Isso ainda não é tudo nem o pior! Há pastores que são contados como piedosos e que acham lugar na alta estima dos homens, que, não obstante, invejam os nomes e os talentos de irmãos que recebem preferência. Agem como se o louvor dado a outrem tivesse sido roubado deles. Andam no mundo como homens de reputação, mas pisam e vilipendiam os dons de Deus a outros concedidos, quando estes lhes parecem impedir a própria honra! Será possível que um santo pregador de Cristo inveje outro portador da imagem e dos dons de Cristo, o único merecedor de glória, só porque lhes parecem impedir a própria glória? Não é certo que todo cristão verdadeiro é membro do corpo de Cristo e, portanto, participante das bênçãos do corpo e de cada membro em particular? Não é certo também que cada membro deve ser grato a Deus pelos dons de seu irmão, não só porque se beneficia deles, tal como o corpo todo usufrui a direção do olho, mas também porque os fins de Deus são atingidos pelo exercício dos dons em mútuo benefício? Se a glória de Deus e o benefício da Igreja não forem seu alvo, tal homem não estará vivendo como um cristão. Poderá, um trabalhador, falar mal de seus pares que partilham da realização da obra do Mestre? No entanto, tal crime hediondo é comum entre os ministros de Cristo! Podem macular silenciosamente a reputação de seus colegas quando sentirem que lhes barram o caminho. O que não fazem abertamente, por vergonha, para não serem comprovadamente mentirosos e caluniadores, farão dissimuladamente, por meio de sugestões maliciosas, suspeição e, até mesmo, por omissão. Alguns chegam a não permitir que pregadores mais hábeis ocupem seus púlpitos, para que não sejam mais elogiados do que eles mesmos.

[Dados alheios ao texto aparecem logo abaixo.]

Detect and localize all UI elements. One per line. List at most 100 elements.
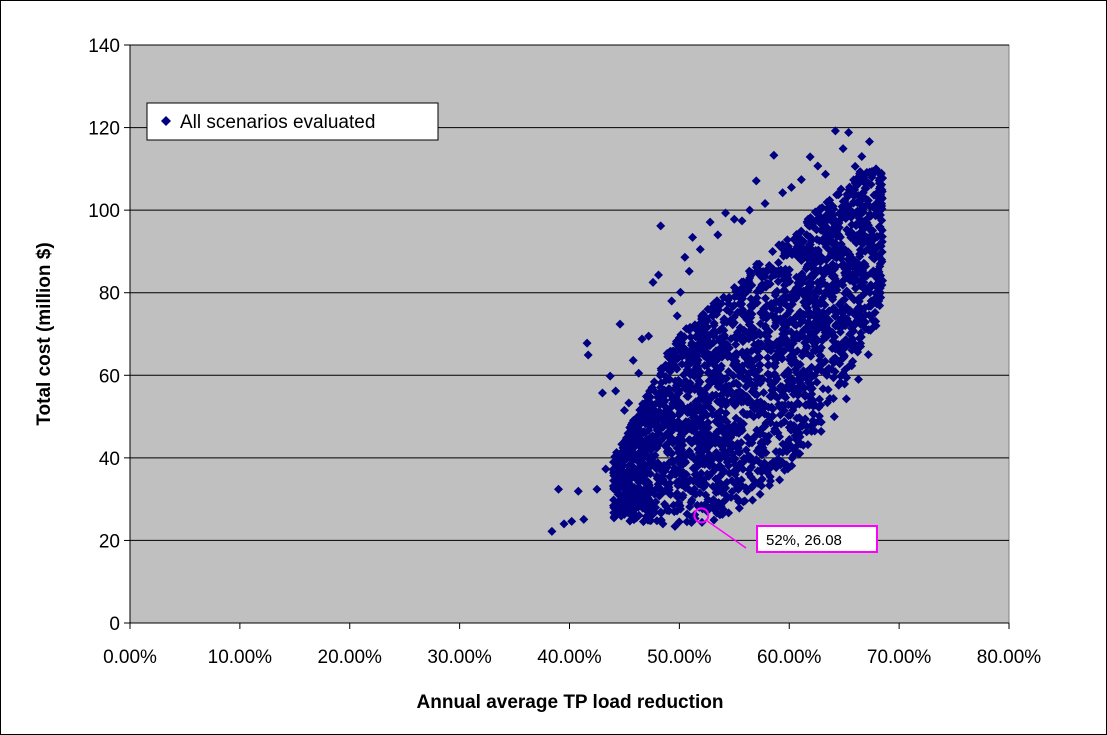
scatter-point xyxy=(783,366,793,376)
scatter-point xyxy=(806,351,816,361)
scatter-point xyxy=(653,407,663,417)
scatter-point xyxy=(840,317,850,327)
scatter-point xyxy=(687,409,697,419)
scatter-point xyxy=(731,340,741,350)
scatter-point xyxy=(802,262,812,272)
scatter-point xyxy=(679,467,689,477)
scatter-point xyxy=(782,235,792,245)
scatter-point xyxy=(872,210,882,220)
scatter-point xyxy=(844,128,854,138)
scatter-point xyxy=(647,384,657,394)
scatter-point xyxy=(829,303,839,313)
scatter-point xyxy=(661,408,671,418)
scatter-point xyxy=(757,474,767,484)
scatter-point xyxy=(680,252,690,262)
scatter-point xyxy=(804,398,814,408)
scatter-point xyxy=(791,435,801,445)
scatter-point xyxy=(837,304,847,314)
scatter-point xyxy=(753,264,763,274)
scatter-point xyxy=(745,409,755,419)
scatter-point xyxy=(731,388,741,398)
scatter-point xyxy=(836,371,846,381)
scatter-point xyxy=(690,454,700,464)
scatter-point xyxy=(788,295,798,305)
scatter-point xyxy=(832,232,842,242)
y-tick-label: 60 xyxy=(99,366,120,387)
scatter-point xyxy=(659,476,669,486)
scatter-point xyxy=(637,334,647,344)
legend-label: All scenarios evaluated xyxy=(180,112,375,133)
scatter-point xyxy=(742,432,752,442)
scatter-point xyxy=(737,299,747,309)
scatter-point xyxy=(840,379,850,389)
scatter-point xyxy=(849,343,859,353)
x-tick-label: 0.00% xyxy=(103,647,157,668)
scatter-point xyxy=(746,462,756,472)
scatter-point xyxy=(684,266,694,276)
scatter-point xyxy=(698,309,708,319)
scatter-point xyxy=(794,413,804,423)
scatter-point xyxy=(864,137,874,147)
scatter-point xyxy=(628,505,638,515)
scatter-point xyxy=(653,270,663,280)
scatter-point xyxy=(715,451,725,461)
scatter-point xyxy=(700,338,710,348)
scatter-point xyxy=(685,475,695,485)
x-tick-label: 20.00% xyxy=(318,647,383,668)
scatter-point xyxy=(817,308,827,318)
scatter-point xyxy=(690,470,700,480)
scatter-point xyxy=(826,206,836,216)
scatter-point xyxy=(682,517,692,527)
scatter-point xyxy=(658,519,668,529)
scatter-point xyxy=(856,209,866,219)
x-axis-title: Annual average TP load reduction xyxy=(417,692,724,713)
x-tick-label: 50.00% xyxy=(647,647,712,668)
scatter-point xyxy=(709,326,719,336)
y-tick-label: 40 xyxy=(99,449,120,470)
scatter-point xyxy=(731,286,741,296)
scatter-point xyxy=(722,448,732,458)
scatter-point xyxy=(796,255,806,265)
scatter-point xyxy=(774,400,784,410)
scatter-point xyxy=(808,222,818,232)
scatter-point xyxy=(860,317,870,327)
scatter-point xyxy=(738,419,748,429)
scatter-point xyxy=(716,364,726,374)
scatter-point xyxy=(837,338,847,348)
scatter-point xyxy=(582,338,592,348)
scatter-point xyxy=(624,398,634,408)
scatter-point xyxy=(830,367,840,377)
scatter-point xyxy=(822,197,832,207)
scatter-point xyxy=(751,375,761,385)
scatter-point xyxy=(579,514,589,524)
x-tick-labels: 0.00% 10.00% 20.00% 30.00% 40.00% 50.00% 60.00… xyxy=(103,647,1041,668)
scatter-point xyxy=(813,161,823,171)
scatter-point xyxy=(729,396,739,406)
scatter-point xyxy=(779,292,789,302)
scatter-point xyxy=(764,402,774,412)
scatter-point xyxy=(669,353,679,363)
scatter-point xyxy=(777,335,787,345)
scatter-point xyxy=(737,277,747,287)
scatter-point xyxy=(752,293,762,303)
scatter-point xyxy=(782,383,792,393)
scatter-point xyxy=(836,184,846,194)
scatter-point xyxy=(865,201,875,211)
scatter-point xyxy=(802,427,812,437)
scatter-point xyxy=(860,283,870,293)
scatter-point xyxy=(868,226,878,236)
scatter-point xyxy=(656,369,666,379)
scatter-point xyxy=(780,465,790,475)
scatter-point xyxy=(752,298,762,308)
data-points xyxy=(547,126,888,536)
scatter-point xyxy=(780,280,790,290)
scatter-point xyxy=(789,386,799,396)
scatter-point xyxy=(830,126,840,136)
scatter-point xyxy=(807,426,817,436)
legend-marker-diamond-icon xyxy=(161,116,171,126)
scatter-point xyxy=(775,410,785,420)
scatter-point xyxy=(610,452,620,462)
scatter-point xyxy=(802,366,812,376)
scatter-point xyxy=(628,455,638,465)
scatter-point xyxy=(795,318,805,328)
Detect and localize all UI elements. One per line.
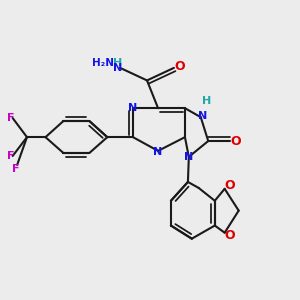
Text: N: N [128, 103, 138, 113]
Text: N: N [184, 152, 194, 162]
Text: F: F [7, 113, 14, 123]
Text: O: O [231, 134, 241, 148]
Text: F: F [12, 164, 20, 174]
Text: H: H [202, 96, 212, 106]
Text: O: O [175, 60, 185, 73]
Text: N: N [113, 63, 122, 73]
Text: O: O [225, 179, 235, 192]
Text: N: N [198, 111, 207, 121]
Text: H: H [112, 58, 122, 68]
Text: H₂N: H₂N [92, 58, 114, 68]
Text: O: O [225, 229, 235, 242]
Text: F: F [7, 151, 14, 161]
Text: N: N [153, 147, 163, 157]
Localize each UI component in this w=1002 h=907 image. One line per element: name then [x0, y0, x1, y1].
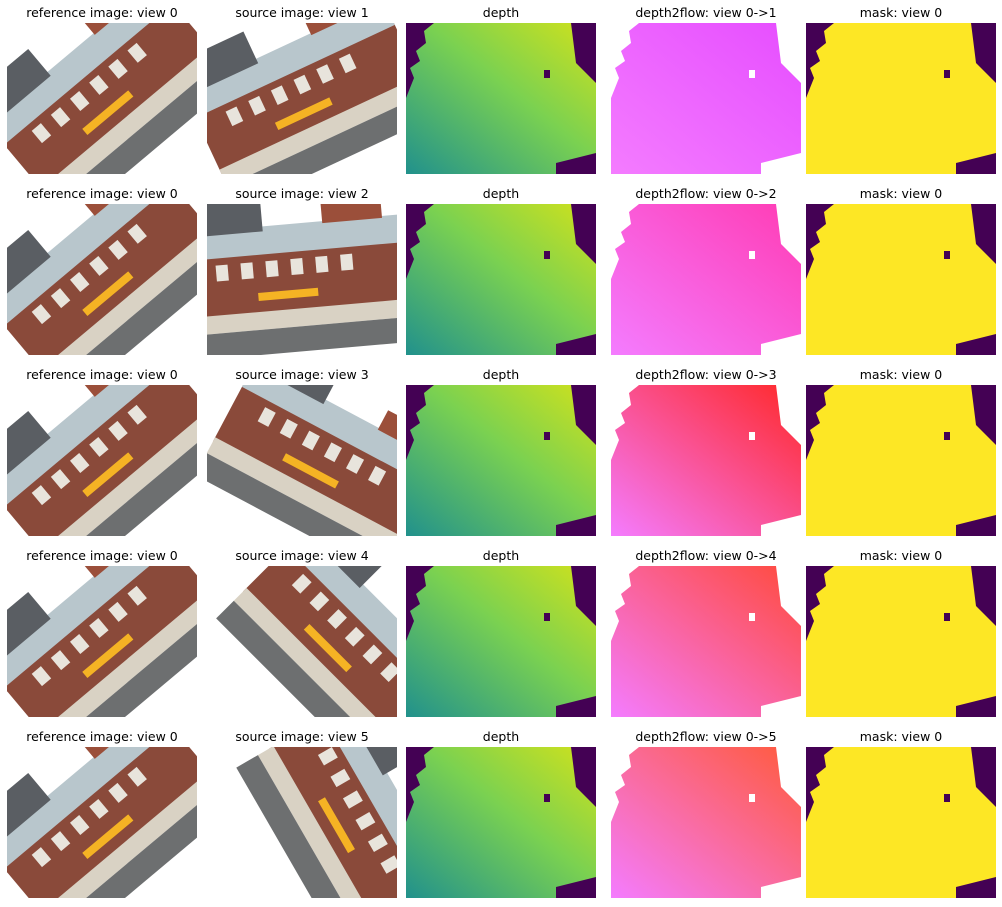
panel-title: mask: view 0 — [859, 548, 943, 563]
panel-title: reference image: view 0 — [26, 186, 178, 201]
source-image — [207, 747, 397, 898]
flow-image — [611, 566, 801, 717]
panel-title: depth2flow: view 0->2 — [635, 186, 777, 201]
panel-title: reference image: view 0 — [26, 729, 178, 744]
panel-title: depth2flow: view 0->5 — [635, 729, 777, 744]
reference-image — [7, 204, 197, 355]
panel-title: source image: view 1 — [235, 5, 369, 20]
panel-title: mask: view 0 — [859, 729, 943, 744]
panel-title: depth — [482, 548, 520, 563]
panel-title: reference image: view 0 — [26, 367, 178, 382]
mask-image — [806, 385, 996, 536]
panel-title: mask: view 0 — [859, 5, 943, 20]
panel-title: reference image: view 0 — [26, 548, 178, 563]
depth-image — [406, 23, 596, 174]
panel-title: depth — [482, 5, 520, 20]
mask-image — [806, 204, 996, 355]
flow-image — [611, 204, 801, 355]
panel-title: source image: view 3 — [235, 367, 369, 382]
panel-title: depth — [482, 729, 520, 744]
mask-image — [806, 23, 996, 174]
flow-image — [611, 23, 801, 174]
source-image — [207, 204, 397, 355]
panel-title: depth — [482, 186, 520, 201]
panel-title: source image: view 4 — [235, 548, 369, 563]
panel-title: reference image: view 0 — [26, 5, 178, 20]
mask-image — [806, 566, 996, 717]
panel-title: mask: view 0 — [859, 367, 943, 382]
flow-image — [611, 385, 801, 536]
panel-title: depth2flow: view 0->4 — [635, 548, 777, 563]
reference-image — [7, 566, 197, 717]
source-image — [207, 385, 397, 536]
depth-image — [406, 566, 596, 717]
source-image — [207, 23, 397, 174]
depth-image — [406, 204, 596, 355]
panel-title: depth2flow: view 0->3 — [635, 367, 777, 382]
reference-image — [7, 747, 197, 898]
mask-image — [806, 747, 996, 898]
panel-title: mask: view 0 — [859, 186, 943, 201]
source-image — [207, 566, 397, 717]
panel-title: depth2flow: view 0->1 — [635, 5, 777, 20]
depth-image — [406, 747, 596, 898]
reference-image — [7, 23, 197, 174]
reference-image — [7, 385, 197, 536]
depth-image — [406, 385, 596, 536]
panel-title: source image: view 2 — [235, 186, 369, 201]
flow-image — [611, 747, 801, 898]
panel-title: source image: view 5 — [235, 729, 369, 744]
panel-title: depth — [482, 367, 520, 382]
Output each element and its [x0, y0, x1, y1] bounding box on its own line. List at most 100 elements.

Temerária coisa é que homens com um mínimo temor do Senhor invejem de tal maneira dos dons de Deus dados à Igreja. Preferem que seus ouvintes carnais permaneçam sem conversão e que cristãos permaneçam no sono, a que outros pregadores recebam reconhecimento. Isso é tão prevalecente que muitas congregações grandes sequer veem necessidade da ajuda de pregadores auxiliares. E difícil achar lugares em que dois co-pastores vivam em amor, harmonia e calma, trabalhando juntos para desenvolver, unânimes, a obra de Deus. A não ser que um seja mais bem considerado e o outro se disponha a lhe ser inferior, não haverá trabalho. Um será senhor e tutor do outro, contenderão ambos pela precedência, invejando e estranhando um ao outro para vergonha do ministério e para o mal da Igreja. Tenho vergonha de dizer que, quando tento convencer pessoas da liderança de grandes congregações sobre a necessidade de ter mais do que um só pastor, os próprios pastores me dizem que não daria certo. Espero que se trate, na maioria das vezes, de opinião infundada, mas é triste que em alguns casos isto seja verdade. Alguns homens são tão orgulhosos que, quando poderiam ter um co-pastor para desenvolver a obra do Senhor, preferem tentar levar o fardo sozinhos, ainda que a carga seja mais pesada do que consigam carregar, só para não compartilharem a honra e para que não lhes diminua a estima do povo.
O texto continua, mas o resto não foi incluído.